Thursday, December 6, 2007
Letter to the void...
Ever since I got up this morning there was a strange uneasiness inside me. As the time passed by at one point I felt as if my heart was breaking. I felt like going someplace all by myself and close my eyes and stay there forever. It’s really strange. But looks like someone up there didn’t want me to be blue J. After dinner my mom was watching some serial on TV and there is this scene in which a teacher is giving some advice to her student. Listening to those words it felt as if they were said just for me. It instantly eased up the pain that was wrenching my heart. And then to top it off as I was surfing through the various channels, I saw a dance program. Watching those people swaying to the beautiful tunes of the Waltz, Salsa, Tango etc. cheered me up instantly.
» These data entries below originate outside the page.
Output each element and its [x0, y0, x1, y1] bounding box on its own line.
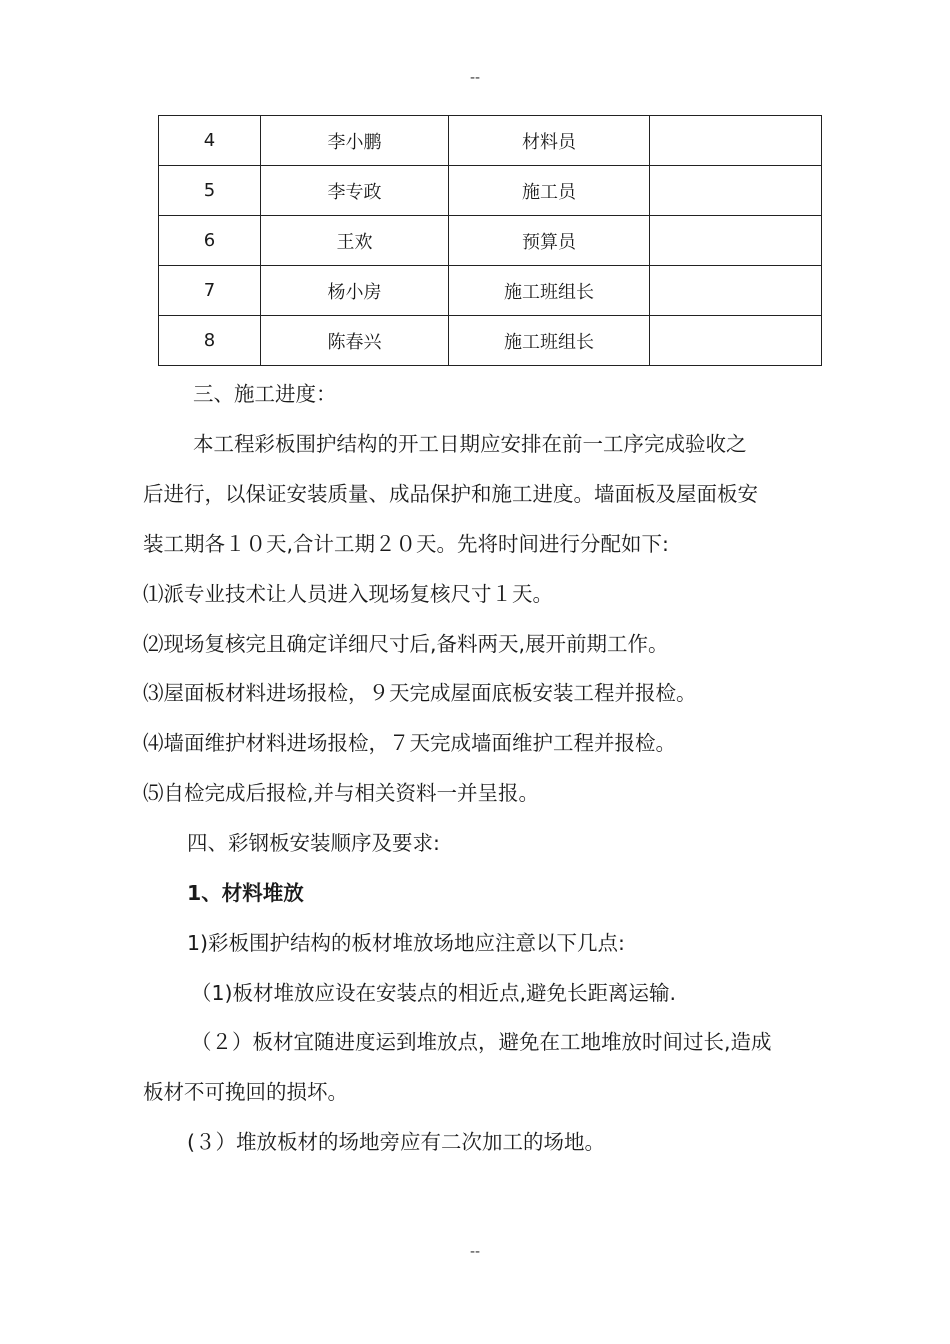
page-header-mark: --	[469, 70, 481, 86]
section4-heading: 四、彩钢板安装顺序及要求:	[187, 831, 440, 855]
cell-role: 施工班组长	[449, 316, 650, 366]
storage-point-3: (３）堆放板材的场地旁应有二次加工的场地。	[187, 1130, 605, 1154]
section3-para-line2: 后进行，以保证安装质量、成品保护和施工进度。墙面板及屋面板安	[143, 482, 758, 506]
cell-name: 李专政	[261, 166, 449, 216]
cell-name: 李小鹏	[261, 116, 449, 166]
section3-heading: 三、施工进度：	[193, 382, 337, 406]
cell-number: 5	[159, 166, 261, 216]
table-row	[159, 116, 822, 166]
cell-name: 王欢	[261, 216, 449, 266]
cell-role: 施工班组长	[449, 266, 650, 316]
cell-number: 6	[159, 216, 261, 266]
cell-number: 4	[159, 116, 261, 166]
schedule-item-1: ⑴派专业技术让人员进入现场复核尺寸１天。	[143, 582, 553, 606]
section3-para-line3: 装工期各１０天,合计工期２０天。先将时间进行分配如下:	[143, 532, 669, 556]
cell-role: 材料员	[449, 116, 650, 166]
page-footer-mark: --	[469, 1244, 481, 1260]
cell-number: 7	[159, 266, 261, 316]
cell-role: 施工员	[449, 166, 650, 216]
schedule-item-5: ⑸自检完成后报检,并与相关资料一并呈报。	[143, 781, 540, 805]
cell-note	[650, 266, 822, 316]
cell-name: 杨小房	[261, 266, 449, 316]
table-row	[159, 266, 822, 316]
cell-note	[650, 316, 822, 366]
table-row	[159, 216, 822, 266]
material-storage-heading: 1、材料堆放	[187, 881, 304, 905]
schedule-item-3: ⑶屋面板材料进场报检，９天完成屋面底板安装工程并报检。	[143, 681, 697, 705]
cell-note	[650, 216, 822, 266]
schedule-item-4: ⑷墙面维护材料进场报检，７天完成墙面维护工程并报检。	[143, 731, 676, 755]
storage-point-2-line1: （２）板材宜随进度运到堆放点，避免在工地堆放时间过长,造成	[191, 1030, 772, 1054]
storage-point-2-line2: 板材不可挽回的损坏。	[143, 1080, 348, 1104]
table-row	[159, 316, 822, 366]
cell-note	[650, 116, 822, 166]
cell-role: 预算员	[449, 216, 650, 266]
storage-point-1: （1)板材堆放应设在安装点的相近点,避免长距离运输.	[191, 981, 677, 1005]
material-storage-intro: 1)彩板围护结构的板材堆放场地应注意以下几点:	[187, 931, 625, 955]
cell-number: 8	[159, 316, 261, 366]
section3-para-line1: 本工程彩板围护结构的开工日期应安排在前一工序完成验收之	[193, 432, 747, 456]
cell-name: 陈春兴	[261, 316, 449, 366]
schedule-item-2: ⑵现场复核完且确定详细尺寸后,备料两天,展开前期工作。	[143, 632, 669, 656]
staff-table	[158, 115, 822, 366]
cell-note	[650, 166, 822, 216]
table-row	[159, 166, 822, 216]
There is something about dancing which makes you forget about everything else and lifts your mood instantly. I know I might not be able to put on my dancing shoes for another month or two but watching those dancers floating across the floor made me feel as if I was back home dancing the evening away. For a moment I had a strange feeling as if all of this was done especially for me to cheer me up.
I don’t know if it is true or like people say its my overactive imagination running in hyperdrive, but whatever it is, I feel so much better now. Feel like dancing like there is no tomorrow. I know I know its not possible at the moment, what the heck I can do it in my mind and be happy about it right.
So a big thank you to the big guy up there. Thank you for being there for me. I love you.